Datafari generates a statistic log each time a query is performed by a user.
Here how a statistic log looks like:
statistic log
2015-11-05 15:24:45 STAT StatsPusher:95 - 508e9b3e-fdb0-4831-8fab-2acad81f1cb5|2015-11-05T14:21:29.740+0100|engine|0|4|1|7|2|1|[engine//////4///7///1//////, engine///(extension:docx )///2///6///1//////, ///////////////file:/home/youp/Downloads/doc/Alertes.docx///2]|||file:/home/youp/Downloads/doc/Alertes.docx
It respects a specific format which is :
[log4j_timestamp] [log_level] [logger_class]:[line_in_class] - [query_id] | [query_timestamp] | [query] | [noHits] | [numFound] | [numClicks] | [QTime] | [positionClickTot] | [click] | [history] | [spell] | [suggest] | [url]
Let explain each field:
- [log4j_timestamp] : is the timestamp set by the lo4j API
- [log_level] : is literally the log level
- [logger_class] : is the name of the class which has generated the log
- [line_in_class] : is the line number in the class that has generated the log
- [query_id] : is the id of the query. This id is used to keep track of the user behaviour.

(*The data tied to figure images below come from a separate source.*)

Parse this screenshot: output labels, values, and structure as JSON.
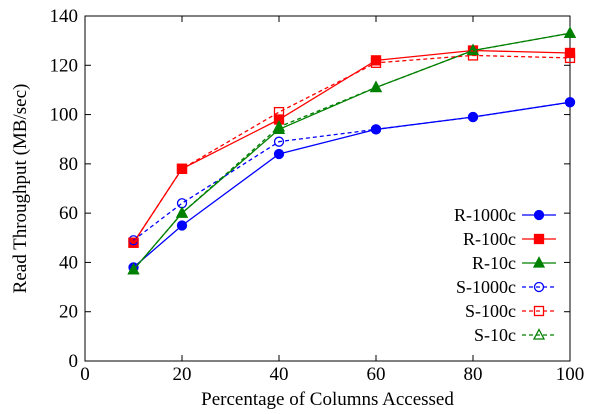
{
  "chart_data": {
    "type": "line",
    "title": "",
    "xlabel": "Percentage of Columns Accessed",
    "ylabel": "Read Throughput (MB/sec)",
    "xlim": [
      0,
      100
    ],
    "ylim": [
      0,
      140
    ],
    "xticks": [
      0,
      20,
      40,
      60,
      80,
      100
    ],
    "yticks": [
      0,
      20,
      40,
      60,
      80,
      100,
      120,
      140
    ],
    "grid": false,
    "legend_position": "bottom-right",
    "series": [
      {
        "name": "R-1000c",
        "color": "#0000ff",
        "dash": "solid",
        "marker": "circle",
        "filled": true,
        "x": [
          10,
          20,
          40,
          60,
          80,
          100
        ],
        "y": [
          38,
          55,
          84,
          94,
          99,
          105
        ]
      },
      {
        "name": "R-100c",
        "color": "#ff0000",
        "dash": "solid",
        "marker": "square",
        "filled": true,
        "x": [
          10,
          20,
          40,
          60,
          80,
          100
        ],
        "y": [
          48,
          78,
          98,
          122,
          126,
          125
        ]
      },
      {
        "name": "R-10c",
        "color": "#008000",
        "dash": "solid",
        "marker": "triangle",
        "filled": true,
        "x": [
          10,
          20,
          40,
          60,
          80,
          100
        ],
        "y": [
          37,
          60,
          94,
          111,
          126,
          133
        ]
      },
      {
        "name": "S-1000c",
        "color": "#0000ff",
        "dash": "dashed",
        "marker": "circle",
        "filled": false,
        "x": [
          10,
          20,
          40,
          60,
          80,
          100
        ],
        "y": [
          49,
          64,
          89,
          94,
          99,
          105
        ]
      },
      {
        "name": "S-100c",
        "color": "#ff0000",
        "dash": "dashed",
        "marker": "square",
        "filled": false,
        "x": [
          10,
          20,
          40,
          60,
          80,
          100
        ],
        "y": [
          48,
          78,
          101,
          121,
          124,
          123
        ]
      },
      {
        "name": "S-10c",
        "color": "#008000",
        "dash": "dashed",
        "marker": "triangle",
        "filled": false,
        "x": [
          10,
          20,
          40,
          60,
          80,
          100
        ],
        "y": [
          37,
          60,
          95,
          111,
          126,
          133
        ]
      }
    ]
  }
}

For example, if the user search the word "engine", a query id is generated. Then, if the user click on the facet "Language=>fr" on the query results, the facet "sub-query" will keep the id of the "engine" query but will enrich his history - [query_timestamp] : is the full timestamp of the query, measured by Datafari
- [query] : is the literal query performed by the user
- [noHits]
- [numFound]
- [numClicks]
- [QTime]
- [positionClickTot]
- [click]
- [history]
- [spell]
- [suggest]
- [url]
By default, those logs are not displayed in the console, but are wrote into specifics log files.
The configuration of the log files (path, size, number etc.) can be set in the log4j properties located in tomcat/lib/log4j.properties.